TVs suspended from the ceiling were swinging back and forth as people evacuated the gym. The mirrors buckled but didn't break, he said.

The heaviest shaking was northwest of the epicenter near suburban Diamond Bar, said Thomas Heaton, director of the earthquake engineering and research laboratory at Caltech. He said all buildings constructed in the region since the 1930s should withstand the kind of shaking felt Tuesday.

The earthquake had about 1 percent of the energy of the Northridge quake, he said.

"People have forgotten, I think, what earthquakes feel like," said Kate Hutton, a seismologist at Caltech. "So I think we should probably look at it as an earthquake drill."

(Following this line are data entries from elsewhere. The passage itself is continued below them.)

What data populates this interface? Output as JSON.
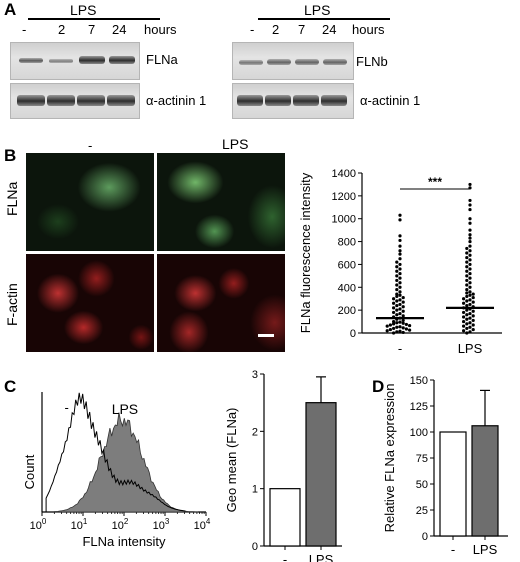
{
  "panel_a": {
    "label": "A",
    "left": {
      "treatment": "LPS",
      "lanes": [
        "-",
        "2",
        "7",
        "24"
      ],
      "unit": "hours",
      "blots": [
        "FLNa",
        "α-actinin 1"
      ]
    },
    "right": {
      "treatment": "LPS",
      "lanes": [
        "-",
        "2",
        "7",
        "24"
      ],
      "unit": "hours",
      "blots": [
        "FLNb",
        "α-actinin 1"
      ]
    }
  },
  "panel_b": {
    "label": "B",
    "columns": [
      "-",
      "LPS"
    ],
    "rows": [
      "FLNa",
      "F-actin"
    ],
    "chart_data": {
      "type": "scatter",
      "ylabel": "FLNa fluorescence intensity",
      "categories": [
        "-",
        "LPS"
      ],
      "ylim": [
        0,
        1400
      ],
      "yticks": [
        0,
        200,
        400,
        600,
        800,
        1000,
        1200,
        1400
      ],
      "means": [
        130,
        220
      ],
      "significance": "***",
      "series": [
        {
          "values": [
            1030,
            990,
            850,
            810,
            760,
            720,
            690,
            650,
            620,
            600,
            580,
            560,
            540,
            520,
            500,
            480,
            460,
            440,
            420,
            400,
            380,
            360,
            340,
            330,
            320,
            310,
            300,
            290,
            280,
            270,
            260,
            250,
            240,
            230,
            220,
            210,
            200,
            190,
            180,
            170,
            160,
            150,
            140,
            130,
            120,
            110,
            100,
            95,
            90,
            85,
            80,
            75,
            70,
            65,
            60,
            55,
            50,
            45,
            40,
            35,
            30,
            25,
            20,
            15,
            10,
            5,
            0
          ]
        },
        {
          "values": [
            1300,
            1270,
            1160,
            1120,
            1080,
            1000,
            960,
            900,
            860,
            830,
            800,
            760,
            740,
            720,
            700,
            680,
            660,
            640,
            620,
            600,
            580,
            560,
            540,
            520,
            500,
            480,
            460,
            440,
            420,
            400,
            380,
            360,
            350,
            340,
            330,
            320,
            310,
            300,
            290,
            280,
            270,
            260,
            250,
            240,
            230,
            220,
            210,
            200,
            190,
            180,
            170,
            160,
            150,
            140,
            130,
            120,
            110,
            100,
            90,
            80,
            70,
            60,
            50,
            40,
            30,
            20,
            10,
            0
          ]
        }
      ]
    }
  },
  "panel_c": {
    "label": "C",
    "histogram": {
      "ylabel": "Count",
      "xlabel": "FLNa intensity",
      "legend": [
        "-",
        "LPS"
      ],
      "xticks": [
        "10",
        "10",
        "10",
        "10",
        "10"
      ],
      "xtick_exps": [
        "0",
        "1",
        "2",
        "3",
        "4"
      ]
    },
    "chart_data": {
      "type": "bar",
      "ylabel": "Geo mean (FLNa)",
      "categories": [
        "-",
        "LPS"
      ],
      "values": [
        1.0,
        2.5
      ],
      "errors": [
        0,
        0.45
      ],
      "ylim": [
        0,
        3
      ],
      "yticks": [
        0,
        1,
        2,
        3
      ],
      "colors": [
        "#ffffff",
        "#6e6e6e"
      ]
    }
  },
  "panel_d": {
    "label": "D",
    "chart_data": {
      "type": "bar",
      "ylabel": "Relative FLNa expression",
      "categories": [
        "-",
        "LPS"
      ],
      "values": [
        100,
        106
      ],
      "errors": [
        0,
        34
      ],
      "ylim": [
        0,
        150
      ],
      "yticks": [
        0,
        25,
        50,
        75,
        100,
        125,
        150
      ],
      "colors": [
        "#ffffff",
        "#6e6e6e"
      ]
    }
  }
}
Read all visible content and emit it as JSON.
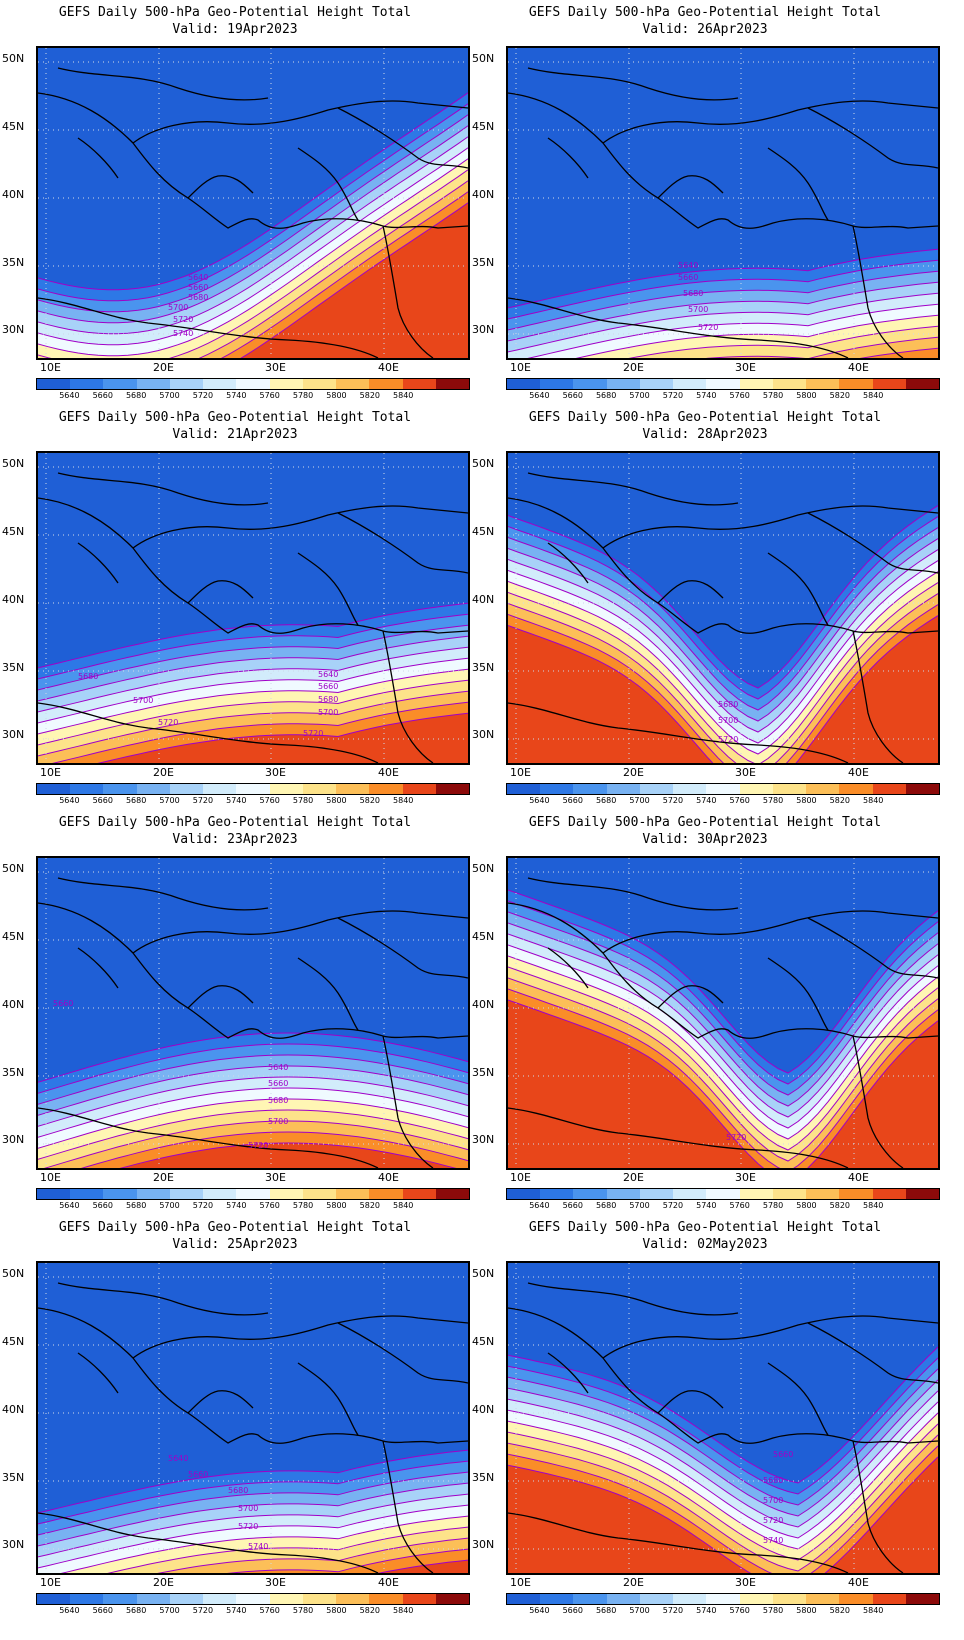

The state Office of Emergency Services in Sacramento received scattered reports of minor infrastructure damage, including broken water mains and gas lines.

"I thank God there have not been any reports of serious injuries or damage to properties," Gov. Arnold Schwarzenegger told a televised press conference. "People understandably are very nervous."

Minor structural damage was reported throughout Los Angeles, along with five minor injuries and people stuck in elevators, said City Councilwoman Wendy Greuel, serving as acting mayor. She said there was flooding in one department store.

The jolt caused a fire but no injuries at a Southern California Edison electrical substation in La Habra, about 12 miles southwest of the epicenter, spokesman Paul Klein said. Damage there and to other equipment led to some power outages in Chino Hills, Chino, Diamond Bar and Pomona, he said.

To prepare for the "Big One," scientists and emergency planners in the fall will hold what is billed as the largest earthquake drill in the country. It will be based on a hypothetical magnitude-7.8 temblor. Earlier this year, scientists calculated that California faces a 99.7 percent chance of a magnitude-6.7 quake or larger in the next 30 years.